Any time that parents are able to engage with family reading time is good, using whatever medium works best for them, said Dr. Tiffany Munzer, from Mott Children’s Hospital. However, Dr. Munzer was the lead author on a 2019 study that found that parents and toddlers spoke less overall, and also spoke less about the story when they were looking at electronic books compared with print books, and another study that showed less social back-and-forth — the toddlers were more likely to be using the screens by themselves.

Dr. Radesky, who was involved in the research projects with Dr. Munzer, talked about the importance of helping children master reading that goes beyond specific remembered details — words or characters or events — so a child is “able to integrate knowledge gained from the story with life experience.” And again, she said, that isn’t what is stressed in digital design. “Stuff that makes you think, makes you slow down and process things deeply, doesn’t sell, doesn’t get the most clicks,” she said.

For school-age kids

“When kids enter digital spaces, they have access to an infinite number of platforms and websites in addition to those e-books you’re supposed to be reading,” Dr. Radesky said. “We’ve all been on the ground helping our kids through remote learning and watching them not be able to resist opening up that tab that’s less demanding.”

Professor Baron said that in an ideal world, children would learn “how to read contiguous text for enjoyment, how to stop, how to reflect.”

In elementary school, she said, there’s an opportunity to start a conversation about the advantages of the different media: “It goes for print, goes for a digital screen, goes for audio, goes for video, they all have their uses — we need to make kids aware that not all media are best suited to all purposes.” Children can experiment with reading digitally and in print, and can be encouraged to talk about what they perceived and what they enjoyed.

For older readers

Students who think they read better — or more efficiently — on the screen will still do better on the test if they have read the passage on the page. And college students who print out articles, she said, tend to have higher grades and better test scores. There is also research to suggest that

University students who used authentic books, magazines or newspapers to write an essay wrote more sophisticated essays than those just given printouts
Naomi Baron
Professor emerita / American University

With complex text in any format, slowing down helps. Professor Baron said that parents can model this at home, sitting and relaxing over a book, reading without rushing and perhaps generally de-emphasizing speed when it comes to learning. Teachers can be trained to help students develop “deep reading, mindful, focusing on the text,” she said.

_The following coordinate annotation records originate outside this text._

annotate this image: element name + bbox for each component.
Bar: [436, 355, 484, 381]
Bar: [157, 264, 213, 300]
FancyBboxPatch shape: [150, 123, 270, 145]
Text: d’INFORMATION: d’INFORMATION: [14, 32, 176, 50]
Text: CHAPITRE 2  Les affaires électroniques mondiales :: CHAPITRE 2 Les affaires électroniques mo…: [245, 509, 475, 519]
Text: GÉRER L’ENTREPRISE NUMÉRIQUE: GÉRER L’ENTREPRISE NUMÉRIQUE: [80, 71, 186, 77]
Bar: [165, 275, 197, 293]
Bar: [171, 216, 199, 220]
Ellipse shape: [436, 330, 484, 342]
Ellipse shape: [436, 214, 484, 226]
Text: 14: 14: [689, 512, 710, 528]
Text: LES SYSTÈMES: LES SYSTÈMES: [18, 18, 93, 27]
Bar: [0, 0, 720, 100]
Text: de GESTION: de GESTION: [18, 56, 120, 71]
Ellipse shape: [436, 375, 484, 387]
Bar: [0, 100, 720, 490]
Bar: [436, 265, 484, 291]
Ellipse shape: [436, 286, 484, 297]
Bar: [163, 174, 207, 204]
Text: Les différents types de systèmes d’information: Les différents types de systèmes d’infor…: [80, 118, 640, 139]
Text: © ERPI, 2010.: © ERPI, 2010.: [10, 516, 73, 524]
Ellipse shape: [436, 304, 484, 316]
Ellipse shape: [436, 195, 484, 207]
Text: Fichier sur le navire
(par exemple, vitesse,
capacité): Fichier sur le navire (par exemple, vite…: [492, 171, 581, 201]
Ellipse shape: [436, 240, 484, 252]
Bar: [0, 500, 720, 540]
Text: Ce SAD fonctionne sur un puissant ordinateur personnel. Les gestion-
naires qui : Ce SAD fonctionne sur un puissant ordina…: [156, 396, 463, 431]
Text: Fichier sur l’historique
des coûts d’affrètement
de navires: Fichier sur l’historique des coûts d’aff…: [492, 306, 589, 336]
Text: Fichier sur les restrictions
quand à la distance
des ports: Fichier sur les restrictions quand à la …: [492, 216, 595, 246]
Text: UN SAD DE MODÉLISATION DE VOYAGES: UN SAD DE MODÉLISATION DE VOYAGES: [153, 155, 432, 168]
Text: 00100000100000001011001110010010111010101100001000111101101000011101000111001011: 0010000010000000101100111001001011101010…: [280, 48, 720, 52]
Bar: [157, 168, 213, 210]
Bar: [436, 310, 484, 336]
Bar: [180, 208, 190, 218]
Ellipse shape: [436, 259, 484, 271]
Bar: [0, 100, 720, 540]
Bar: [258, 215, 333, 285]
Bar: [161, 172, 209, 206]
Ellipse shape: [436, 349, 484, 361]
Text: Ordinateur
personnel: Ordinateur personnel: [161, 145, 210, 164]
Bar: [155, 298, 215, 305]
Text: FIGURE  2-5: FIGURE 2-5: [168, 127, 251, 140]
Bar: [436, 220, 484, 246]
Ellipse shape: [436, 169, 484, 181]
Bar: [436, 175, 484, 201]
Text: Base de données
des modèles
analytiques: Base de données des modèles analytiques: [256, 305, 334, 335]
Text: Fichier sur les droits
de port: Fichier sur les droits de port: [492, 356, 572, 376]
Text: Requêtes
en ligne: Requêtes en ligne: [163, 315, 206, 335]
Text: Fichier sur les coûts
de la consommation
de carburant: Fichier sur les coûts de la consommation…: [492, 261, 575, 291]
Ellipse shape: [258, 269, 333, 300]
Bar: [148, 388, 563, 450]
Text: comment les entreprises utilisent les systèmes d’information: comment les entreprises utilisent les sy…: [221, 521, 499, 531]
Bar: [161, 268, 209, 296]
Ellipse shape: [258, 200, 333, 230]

No one is going to take screens out of children’s lives, or out of their learning. But the more we exploit the rich possibilities of digital reading, the more important it may be to encourage children to try out reading things in different ways, and to discuss what it feels like, and perhaps to have adults reflect on their own reading habits. Reading on digital devices can motivate recalcitrant readers, Professor Baron said, and there are many good reasons to do some of your reading on a screen.

But, of course, it’s a different experience.

“There’s a physicality,” Professor Baron said. “So many young people talk about the smell of books, talk about reading print as being ‘real’ reading.”